This Charming British Detective Show Is an Escape From Uncertain Times

This Charming British Detective Show Is an Escape From Uncertain Times


In the opening scene of the detective show “Ludwig,” the camera pans up and down the floors of a glass office building while jaunty music plays on the soundtrack. Employees chat as they pack up and leave for the day, and then we reach an upper level, where a man in a button-down shirt and slacks is sprawled on the floor, an ornate knife sticking out of his chest.

When the comedian David Mitchell read this first page of the show’s script last year, he immediately thought, “This aesthetic is exactly what I want,” he said in a recent interview. “It just felt — which is weird to say when it involves someone being murdered — but it felt fun.”

When “Ludwig,” starring Mitchell in the lead role, aired in Britain late last year, viewers seemed to agree: Nearly 10 million people tuned in, making it the BBC’s most popular new scripted program in years.

In the show, which comes to BritBox in the United States on Thursday, Mitchell plays the kind of endearingly unworldly, fiercely intelligent character that has made him a household name in Britain.

His character, John, is a reclusive genius who lives alone, setting crosswords and other brain teasers under the pen name Ludwig. His identical twin brother, James, got married, had a son and is working as a police detective — but then James disappears, leaving his wife Lucy (Anna Maxwell Martin) a cryptic note.

To find out what has happened to James, Lucy persuades John to impersonate him at the police station so he can gather clues. John may be a terrible liar with a 20-year-old cellphone, but it turns out his puzzle skills make him rather good at detective work. You just use “simple deduction and reasoning,” he tells his bemused fellow officers, after solving a murder with no apparent leads.

Mark Brotherhood, the show’s creator, said he wrote the character of John with Mitchell’s “classic dry, sardonic wit,” in mind. But he also makes some loving nods to the tradition of eccentric onscreen detectives. The show is set in the august university town of Cambridge, and bodies turn up in charming English settings like a medieval church and a sprawling country home.

“Ludwig” embraces “the picturesque joy” of the British detective genre, said Mitchell, who co-created the roommate sitcom “Peep Show” and is a regular guest on British comedy panel shows. “I’m not ashamed of watching, or being in, escapist television.
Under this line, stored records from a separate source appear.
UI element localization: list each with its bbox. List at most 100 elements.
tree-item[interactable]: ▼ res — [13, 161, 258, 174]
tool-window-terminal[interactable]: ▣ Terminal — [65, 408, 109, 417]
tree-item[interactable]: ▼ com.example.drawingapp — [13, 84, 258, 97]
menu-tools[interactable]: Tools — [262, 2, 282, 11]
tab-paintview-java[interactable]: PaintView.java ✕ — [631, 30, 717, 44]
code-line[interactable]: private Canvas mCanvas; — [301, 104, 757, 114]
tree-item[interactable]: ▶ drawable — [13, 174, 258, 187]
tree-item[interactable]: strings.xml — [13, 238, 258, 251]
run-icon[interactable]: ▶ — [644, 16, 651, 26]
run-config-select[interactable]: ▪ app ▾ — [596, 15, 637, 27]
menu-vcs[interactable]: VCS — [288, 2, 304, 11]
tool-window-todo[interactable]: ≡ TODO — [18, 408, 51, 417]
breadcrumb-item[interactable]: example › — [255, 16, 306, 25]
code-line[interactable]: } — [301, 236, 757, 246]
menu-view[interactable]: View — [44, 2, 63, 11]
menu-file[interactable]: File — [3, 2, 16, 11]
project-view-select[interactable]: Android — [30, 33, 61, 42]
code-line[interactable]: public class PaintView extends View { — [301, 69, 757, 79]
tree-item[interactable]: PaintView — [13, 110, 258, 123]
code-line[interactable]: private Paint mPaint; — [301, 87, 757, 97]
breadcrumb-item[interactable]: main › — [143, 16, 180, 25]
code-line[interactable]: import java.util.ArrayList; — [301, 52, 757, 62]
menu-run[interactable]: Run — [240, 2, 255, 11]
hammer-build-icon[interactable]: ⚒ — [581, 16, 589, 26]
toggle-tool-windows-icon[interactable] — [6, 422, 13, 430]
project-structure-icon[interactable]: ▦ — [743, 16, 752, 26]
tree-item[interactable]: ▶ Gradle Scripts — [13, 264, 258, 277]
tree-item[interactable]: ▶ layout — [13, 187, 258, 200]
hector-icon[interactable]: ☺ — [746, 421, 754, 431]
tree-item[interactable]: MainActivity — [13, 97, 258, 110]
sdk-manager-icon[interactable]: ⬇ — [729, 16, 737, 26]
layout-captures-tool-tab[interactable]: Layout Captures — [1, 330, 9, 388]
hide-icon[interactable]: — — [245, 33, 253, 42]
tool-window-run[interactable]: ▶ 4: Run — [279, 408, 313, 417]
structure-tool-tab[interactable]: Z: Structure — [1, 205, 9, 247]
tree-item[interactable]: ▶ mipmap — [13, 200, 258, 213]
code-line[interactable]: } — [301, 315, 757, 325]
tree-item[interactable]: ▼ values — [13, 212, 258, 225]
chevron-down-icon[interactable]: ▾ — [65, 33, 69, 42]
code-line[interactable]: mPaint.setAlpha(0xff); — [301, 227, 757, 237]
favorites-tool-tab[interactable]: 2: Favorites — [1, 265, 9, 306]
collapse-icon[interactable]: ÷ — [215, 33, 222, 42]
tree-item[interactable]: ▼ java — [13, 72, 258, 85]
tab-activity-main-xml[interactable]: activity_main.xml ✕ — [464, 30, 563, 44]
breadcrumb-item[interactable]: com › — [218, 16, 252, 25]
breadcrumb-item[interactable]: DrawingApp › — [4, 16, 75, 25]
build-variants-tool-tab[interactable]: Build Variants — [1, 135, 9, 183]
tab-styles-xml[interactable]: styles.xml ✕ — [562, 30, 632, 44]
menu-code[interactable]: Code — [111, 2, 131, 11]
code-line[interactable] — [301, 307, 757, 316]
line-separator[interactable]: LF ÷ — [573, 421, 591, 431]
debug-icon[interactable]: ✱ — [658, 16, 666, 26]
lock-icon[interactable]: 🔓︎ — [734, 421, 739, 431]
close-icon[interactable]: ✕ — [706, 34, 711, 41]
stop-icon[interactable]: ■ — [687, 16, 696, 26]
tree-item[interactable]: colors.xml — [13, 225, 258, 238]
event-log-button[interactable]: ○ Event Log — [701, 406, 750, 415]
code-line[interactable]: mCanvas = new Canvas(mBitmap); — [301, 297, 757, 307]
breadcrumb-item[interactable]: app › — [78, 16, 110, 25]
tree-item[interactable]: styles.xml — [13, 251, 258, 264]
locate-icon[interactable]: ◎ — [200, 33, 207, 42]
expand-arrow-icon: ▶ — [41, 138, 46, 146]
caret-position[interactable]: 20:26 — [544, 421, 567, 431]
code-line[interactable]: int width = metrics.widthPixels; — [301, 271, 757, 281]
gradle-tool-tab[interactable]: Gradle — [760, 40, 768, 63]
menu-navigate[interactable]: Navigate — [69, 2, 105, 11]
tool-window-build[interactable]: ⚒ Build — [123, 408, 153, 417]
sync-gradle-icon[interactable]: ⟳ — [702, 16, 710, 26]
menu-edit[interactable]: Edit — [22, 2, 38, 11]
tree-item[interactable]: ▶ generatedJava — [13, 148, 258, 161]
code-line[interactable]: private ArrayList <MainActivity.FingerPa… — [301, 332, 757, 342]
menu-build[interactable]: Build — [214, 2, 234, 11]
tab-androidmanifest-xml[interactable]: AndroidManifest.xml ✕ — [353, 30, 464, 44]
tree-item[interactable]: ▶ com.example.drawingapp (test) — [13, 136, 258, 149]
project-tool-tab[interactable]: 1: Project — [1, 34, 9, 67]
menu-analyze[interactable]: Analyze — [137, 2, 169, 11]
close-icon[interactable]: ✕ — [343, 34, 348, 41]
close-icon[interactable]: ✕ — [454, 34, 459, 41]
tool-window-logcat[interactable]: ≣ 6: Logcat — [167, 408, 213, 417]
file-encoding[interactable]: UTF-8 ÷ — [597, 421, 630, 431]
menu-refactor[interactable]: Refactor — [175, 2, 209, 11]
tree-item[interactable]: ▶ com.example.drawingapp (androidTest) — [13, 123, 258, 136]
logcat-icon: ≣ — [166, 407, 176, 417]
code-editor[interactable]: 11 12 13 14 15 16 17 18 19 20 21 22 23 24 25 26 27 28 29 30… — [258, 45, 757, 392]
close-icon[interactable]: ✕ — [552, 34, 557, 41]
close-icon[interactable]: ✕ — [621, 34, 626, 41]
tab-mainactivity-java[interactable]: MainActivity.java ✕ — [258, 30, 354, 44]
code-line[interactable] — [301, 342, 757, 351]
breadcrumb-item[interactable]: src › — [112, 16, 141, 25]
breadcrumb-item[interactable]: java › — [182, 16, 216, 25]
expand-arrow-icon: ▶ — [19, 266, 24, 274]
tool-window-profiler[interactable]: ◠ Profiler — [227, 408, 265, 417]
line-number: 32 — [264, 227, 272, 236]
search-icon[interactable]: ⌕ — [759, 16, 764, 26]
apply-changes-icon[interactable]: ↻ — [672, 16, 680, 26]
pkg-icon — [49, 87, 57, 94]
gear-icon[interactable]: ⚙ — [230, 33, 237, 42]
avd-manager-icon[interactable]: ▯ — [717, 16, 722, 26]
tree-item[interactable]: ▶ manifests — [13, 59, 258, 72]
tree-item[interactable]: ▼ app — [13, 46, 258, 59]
I think the first duty is to entertain,” he said.

Mitchell shares this philosophy with Brotherhood, who said that, for him, “nothing hurts a show more than any form of politics,” especially at a time when “people are tired of the heavy, heavy stuff they have to read about all day.”

In an uncertain time, a detective show can offer some consolation, Brotherhood said. A terrible crime happens, and “we can fix the world, we can make that problem go away again, by solving it,” he said.

In “Ludwig,” John takes refuge from the complicated outside world by immersing himself in puzzles — a neat mirroring of the escapism the show’s creators hope to provide viewers. There is a new crime to solve at the police station in each of the show’s six hourlong episodes, while John and Lucy make progress investigating what happened to James and burrow into the case he was working on before he disappeared.

Lucy has known the twin brothers since she was 6, and growing up, she and John were best friends. But then she married his twin, and there is both familiarity and poignancy in their renewed closeness. The opportunity to explore this longstanding friendship drew Maxwell Martin to the role of Lucy, she said recently by phone. “For me, it’s not a detective show,” she added, “it’s a show about Lucy’s relationship with John.”

Maxwell Martin, who starred in the hit BBC police drama “Line of Duty,” said she was also attracted to “Ludwig” because she could see it had broad appeal. There aren’t many good, scripted shows you can watch with your kids, she said, adding: “I don’t want to be in shows about girls being killed. I’m really over it.”

Lucy is the plot’s driving force, tenacious and “perpetually positive,” according to Maxwell Martin. (“I’m like that,” she added.) Something of a cheerful rebel, Lucy’s playfulness often contrasts with how John approaches new situations: with much trepidation.

Although Mitchell has chosen a career in front of the camera, and the reclusive John is only known to the world by his pen name, “I do get where he’s coming from,” the comedian said. “I can feel the shyness, the feeling on a certain day that you don’t want to leave the house.”

The show’s much-anticipated second season is planned to start filming later this year, and John would probably recognize some of the trepidation that Mitchell said he was feeling. After the success of the first season, he said, “I’m just tipping into worrying that we’ll mess this up.”